Pub Date: March 25th, 2014
ISBN: 978-0-7653-3508-1
Publisher: Tor

Space-horror yarn from Christopher (The Age Atomic, 2013, etc.).

With Earth desperately trying to defend its colonies from attack by alien machines gigantic enough to chomp entire planets, Capt. Abraham Idaho “Ida” Cleveland scored a notable success by heroically destroying one of these “Spiders.” As a result, he acquired a robotic knee and was pensioned off, his last assignment to oversee the decommissioning and deconstruction of a superannuated space station in orbit around a “toxic” purple star in the remote depths of space. But Ida finds strange occurrences plaguing the U-Star Coast City. The station’s Commandant Elbridge has unaccountably vanished. Computer and communications problems are rife, thanks to interference from the nearby star. Worse, the station’s complement of marines (but what are they doing there?) believes he’s lying about his exploits—of which there seems to be no record in the official Fleet databases.
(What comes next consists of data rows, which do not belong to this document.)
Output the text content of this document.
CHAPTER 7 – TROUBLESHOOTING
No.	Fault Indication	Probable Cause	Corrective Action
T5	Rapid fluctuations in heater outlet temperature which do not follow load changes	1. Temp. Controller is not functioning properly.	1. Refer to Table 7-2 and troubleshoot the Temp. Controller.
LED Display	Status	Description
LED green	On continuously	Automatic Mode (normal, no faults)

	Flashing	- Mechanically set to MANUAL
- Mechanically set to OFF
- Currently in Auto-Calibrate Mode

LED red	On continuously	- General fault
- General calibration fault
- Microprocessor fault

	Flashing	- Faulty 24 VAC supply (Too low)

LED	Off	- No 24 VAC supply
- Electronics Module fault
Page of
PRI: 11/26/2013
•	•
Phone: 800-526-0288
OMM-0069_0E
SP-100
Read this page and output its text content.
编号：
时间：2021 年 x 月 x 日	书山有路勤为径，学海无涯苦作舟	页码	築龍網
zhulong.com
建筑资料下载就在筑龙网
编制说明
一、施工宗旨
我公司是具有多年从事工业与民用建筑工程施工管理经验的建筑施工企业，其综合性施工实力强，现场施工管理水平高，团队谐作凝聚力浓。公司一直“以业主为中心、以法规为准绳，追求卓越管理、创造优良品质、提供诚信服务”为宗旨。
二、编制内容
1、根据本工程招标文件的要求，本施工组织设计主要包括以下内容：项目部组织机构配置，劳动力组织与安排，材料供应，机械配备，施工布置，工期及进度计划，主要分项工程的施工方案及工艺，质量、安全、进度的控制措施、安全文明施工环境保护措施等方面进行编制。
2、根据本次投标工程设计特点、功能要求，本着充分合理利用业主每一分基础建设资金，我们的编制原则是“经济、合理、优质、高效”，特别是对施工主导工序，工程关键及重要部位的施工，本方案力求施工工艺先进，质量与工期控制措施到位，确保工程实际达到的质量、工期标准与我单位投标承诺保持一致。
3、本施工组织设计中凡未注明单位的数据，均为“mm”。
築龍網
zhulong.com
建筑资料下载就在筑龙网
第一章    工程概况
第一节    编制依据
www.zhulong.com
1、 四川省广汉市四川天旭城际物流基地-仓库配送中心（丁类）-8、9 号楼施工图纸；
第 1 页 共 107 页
And the empty corridors echo with odd noises and baffling shadows. Ida’s only friend is Izanami, a mysterious blue-eyed Japanese woman who seems to be some sort of medic. So Ida builds himself a space radio and proceeds to probe the forbidden wavelengths of subspace—where he picks up a transmission seemingly from a female Russian cosmonaut who lived a thousand years ago. So far so…not good, but OK. But in a situation where either everybody is in denial or uninterested in asking pertinent questions, or even in pursuing a rational course of action, readers are entitled to a sense of frustration. And the anticipated flood of gory action fails to materialize. Instead, things drone on, becoming ever murkier and less absorbing.

We are reminded of Doc Ostrow’s dying gasp in the classic movie Forbidden Planet (1956): “Monsters, John. Monsters from the Id.”